The operational impact is material. Without staking, the funds become simpler spot-holding vehicles, making fees, custody, redemptions and asset valuation easier for institutional allocators to model.
VanEck’s proposed 0.39% management fee gives compliance teams and allocators a concrete pricing point for due diligence. Grayscale has not disclosed a comparable fee in the latest public amendment materials tracked by market reports, creating asymmetric transparency between the two filings.
The edits also reduce the number of third-party operational dependencies. Removing staking narrows exposure to validator selection, slashing risk, reward calculation and yield-distribution mechanics, all of which would have added extra review layers for custody and risk teams.
BNB Classification and Exchange Links Remain the Core Test
The staking change does not settle the central regulatory issue. BNB’s classification remains material, and SEC review still has to address whether a spot ETF can hold an exchange-linked token with governance, market-structure and conflict-of-interest considerations.

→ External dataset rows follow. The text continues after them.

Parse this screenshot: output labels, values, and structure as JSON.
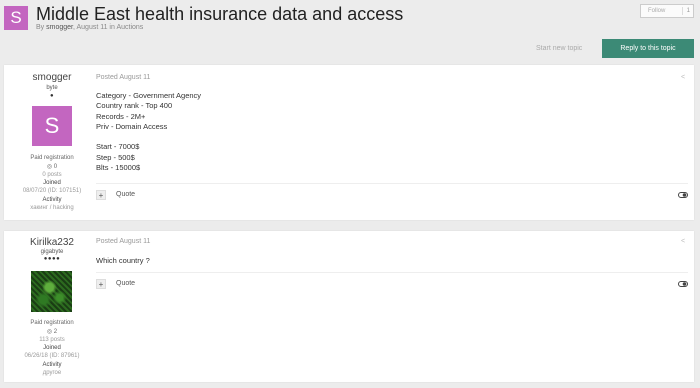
{
  "header": {
    "avatar_letter": "S",
    "title": "Middle East health insurance data and access",
    "meta_prefix": "By ",
    "author": "smogger",
    "meta_rest": ", August 11 in Auctions",
    "follow_label": "Follow",
    "follow_count": "1"
  },
  "actions": {
    "start_new_topic": "Start new topic",
    "reply": "Reply to this topic"
  },
  "posts": [
    {
      "username": "smogger",
      "rank": "byte",
      "rank_pips": "●",
      "avatar_letter": "S",
      "group": "Paid registration",
      "reputation": "0",
      "posts": "0 posts",
      "joined_label": "Joined",
      "joined": "08/07/20 (ID: 107151)",
      "activity_label": "Activity",
      "activity": "хакинг / hacking",
      "posted": "Posted August 11",
      "lines": [
        "Category - Government Agency",
        "Country rank - Top 400",
        "Records - 2M+",
        "Priv - Domain Access",
        "",
        "Start - 7000$",
        "Step - 500$",
        "Blts - 15000$"
      ],
      "quote": "Quote"
    },
    {
      "username": "Kirilka232",
      "rank": "gigabyte",
      "rank_pips": "●●●●",
      "group": "Paid registration",
      "reputation": "2",
      "posts": "113 posts",
      "joined_label": "Joined",
      "joined": "06/26/18 (ID: 87961)",
      "activity_label": "Activity",
      "activity": "другое",
      "posted": "Posted August 11",
      "lines": [
        "Which country ?"
      ],
      "quote": "Quote"
    }
  ],
  "icons": {
    "multiquote": "+",
    "share": "<",
    "reputation_badge": "◎"
  }
}
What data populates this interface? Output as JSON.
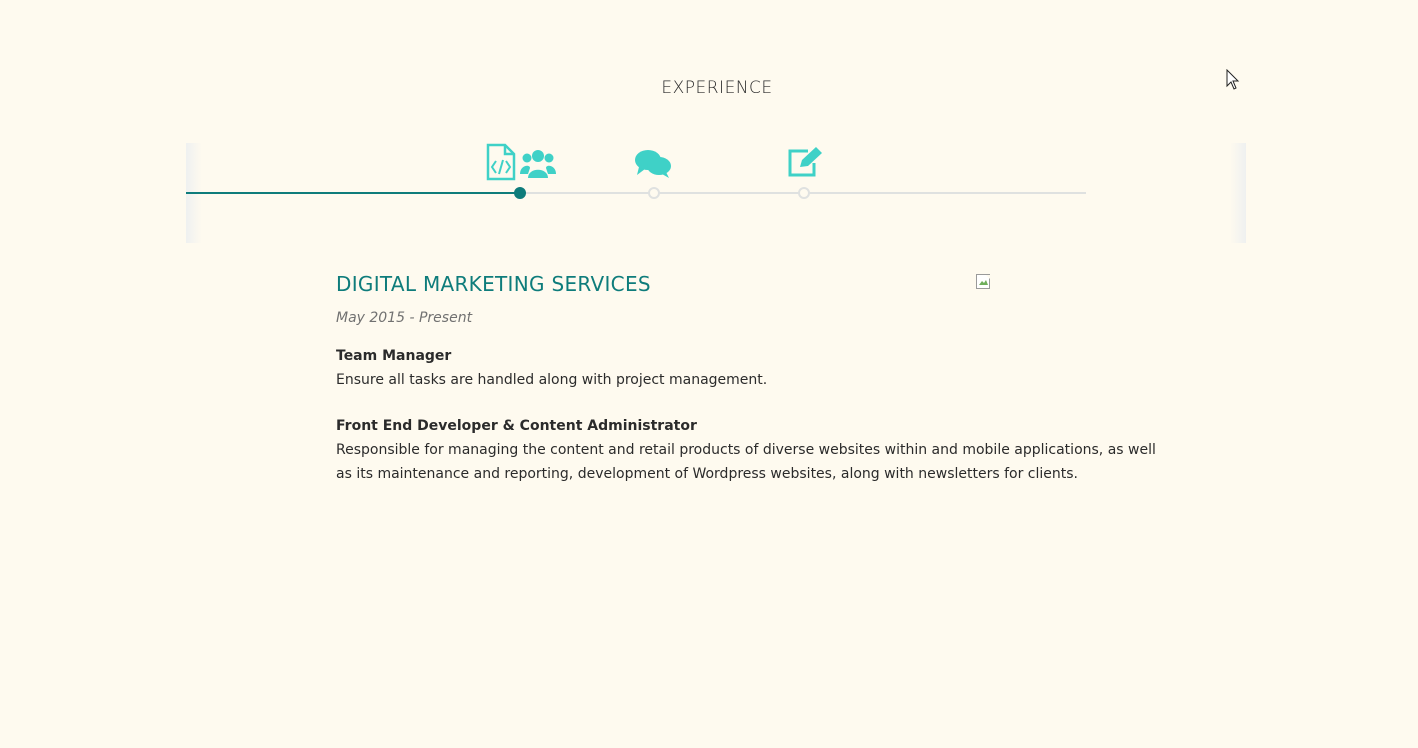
{
  "section": {
    "title": "EXPERIENCE"
  },
  "timeline": {
    "icons": [
      "code-file-icon",
      "users-icon",
      "chat-icon",
      "edit-icon"
    ],
    "accent_color": "#0e7c7b",
    "icon_color": "#3fd1c7",
    "track_color": "#dfe1e0",
    "active_index": 0
  },
  "entry": {
    "company": "DIGITAL MARKETING SERVICES",
    "dates": "May 2015 - Present",
    "roles": [
      {
        "title": "Team Manager",
        "description": "Ensure all tasks are handled along with project management."
      },
      {
        "title": "Front End Developer & Content Administrator",
        "description": "Responsible for managing the content and retail products of diverse websites within and mobile applications, as well as its maintenance and reporting, development of Wordpress websites, along with newsletters for clients."
      }
    ]
  }
}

BNB’s association with the Binance ecosystem creates a distinct risk profile compared with Bitcoin or Ether products. The token’s role in exchange-related activity and on-chain utility means custody, market surveillance, liquidity sources and issuer disclosures will stay under close review.
The amended filings provide procedural clarity rather than an approval signal. Product economics are easier to stress test without staking, but classification risk, custody segregation and market-abuse controls remain central to any investment committee review.
Approval would expand the precedent for spot ETFs beyond Bitcoin and Ether into exchange-linked tokens. A denial, delay or further amendment request would confirm continued SEC caution around token classification and exchange-associated digital assets.
Market participants should treat the amendments as an operational milestone. The next phase will likely turn on SEC feedback around custody, disclosures, surveillance and conflict-of-interest mitigation before any final decision on GBNB or VBNB.